Japon 31/08/2026Ajouter aux favoris

Après le départ du Gundam, la fermeture de VenusFort et la migration de teamLab, Odaiba continue de se vider de ses attractions emblématiques. L'île artificielle qui devait incarner le Tokyo du XXIe siècle cherche une nouvelle identité.
Odaiba (お台場) tire son nom des daiba (台場) - les batteries côtières en terre érigées en 1853 par le shogunat Tokugawa pour défendre Edo face aux "Navires Noirs" du commodore Perry. Ces fortifications artificielles en baie de Tokyo sont devenues, un siècle et demi plus tard, l'île artificielle la plus visitée du Japon.

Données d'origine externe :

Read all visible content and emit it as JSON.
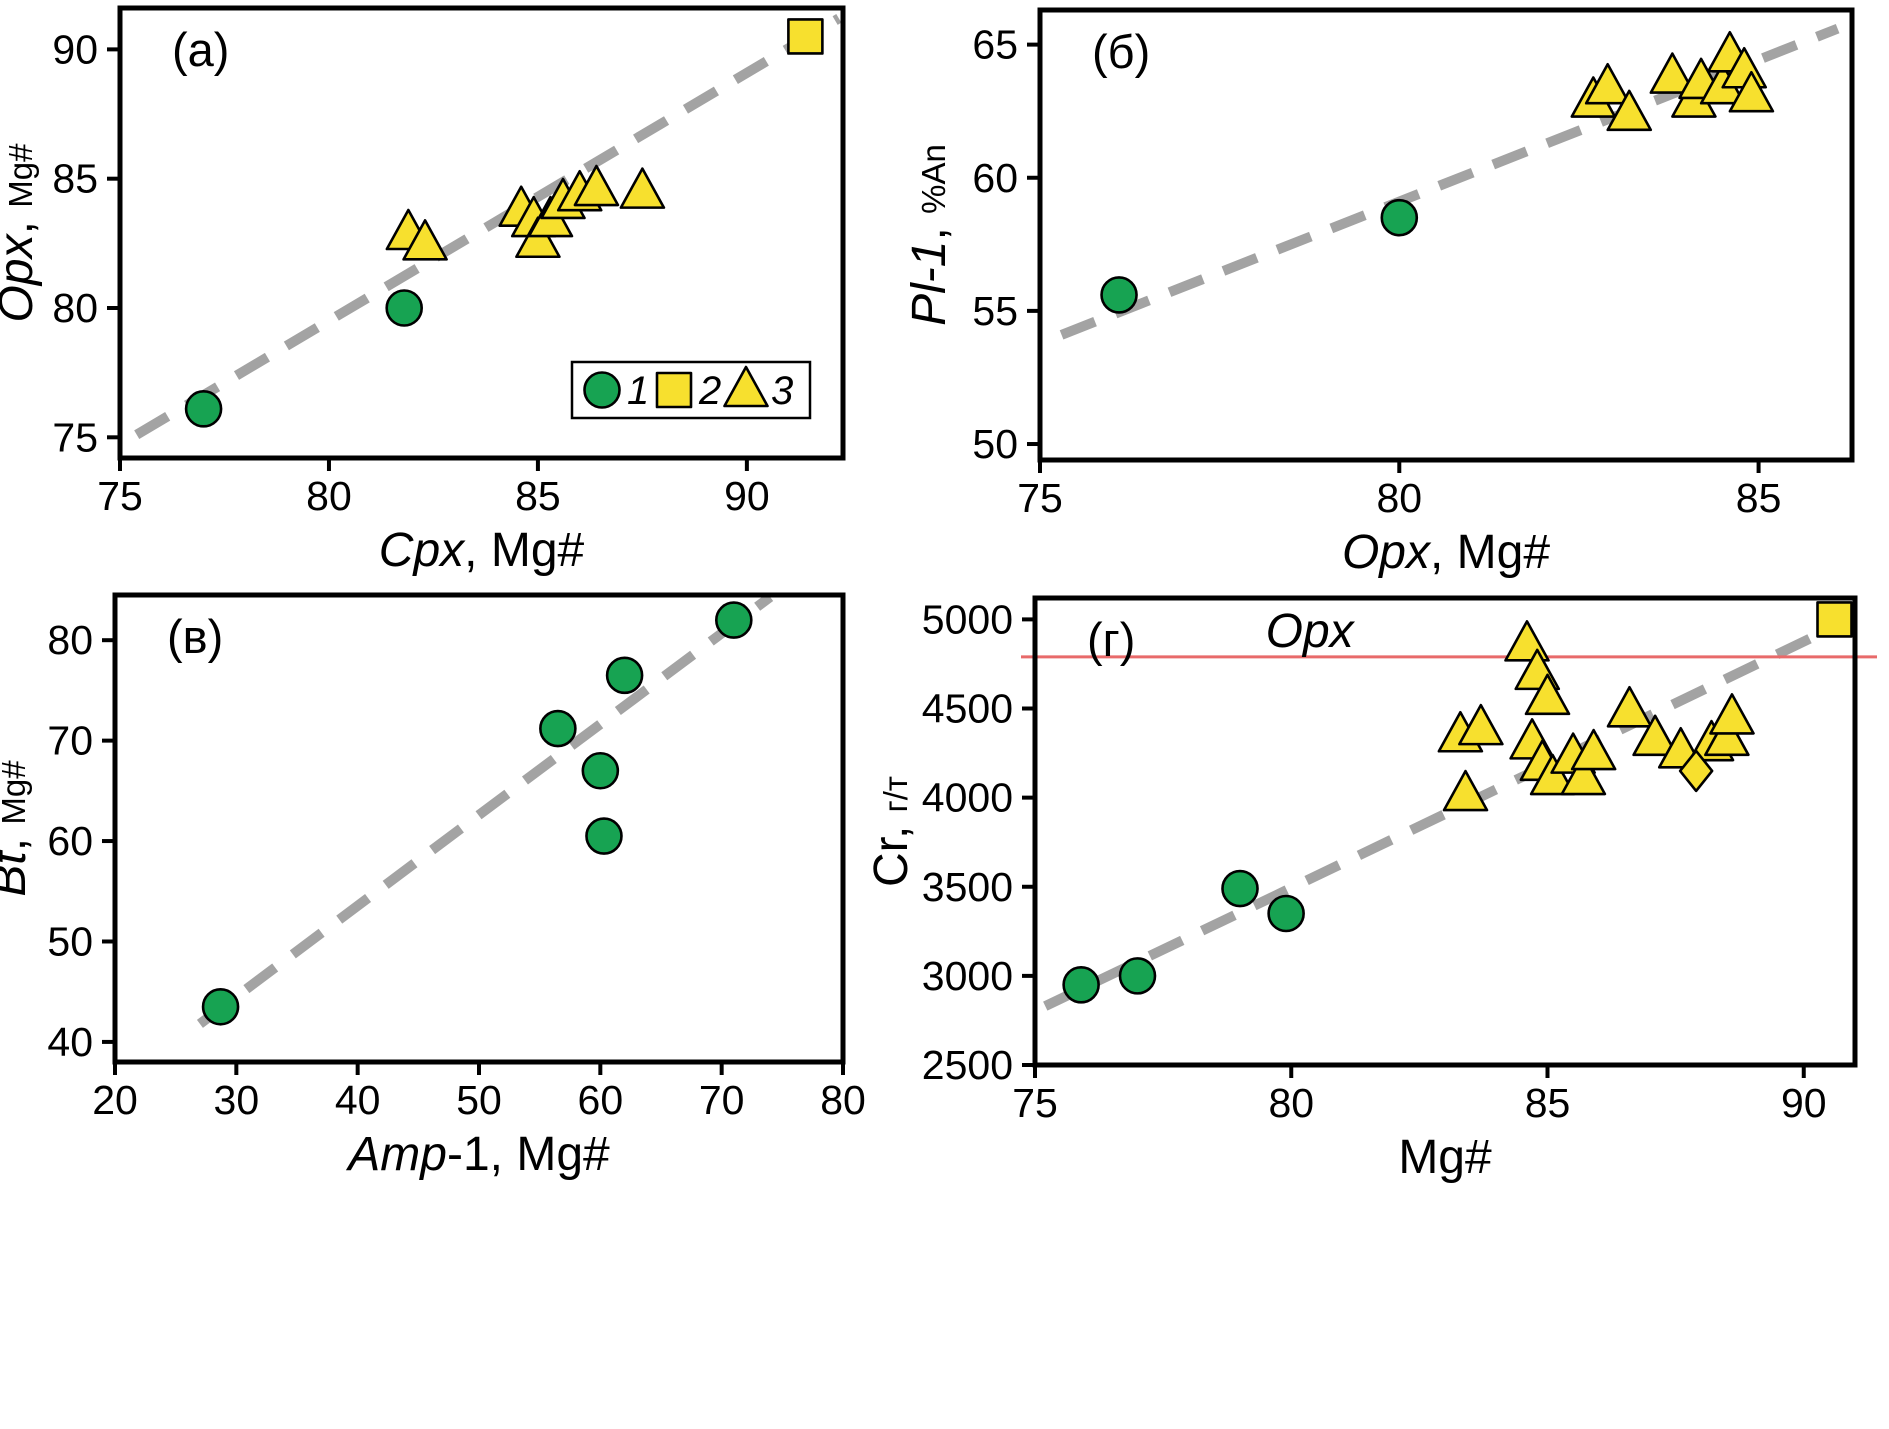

Le projet moderne s'est développé dans les années 1990, porté par la bulle immobilière et l'ambition de créer un nouveau quartier d'affaires et de loisirs ultra-moderne pour Tokyo. Une île de 4,3 km² reliée par le pont Rainbow Bridge (レインボーブリッジ) et le monorail Yurikamome (ゆりかもめ). Dans les années 2000, Odaiba était une destination incontournable - Fuji TV Building, Palette Town, Venus Fort, Gundam géant, teamLab Borderless. Des millions de visiteurs.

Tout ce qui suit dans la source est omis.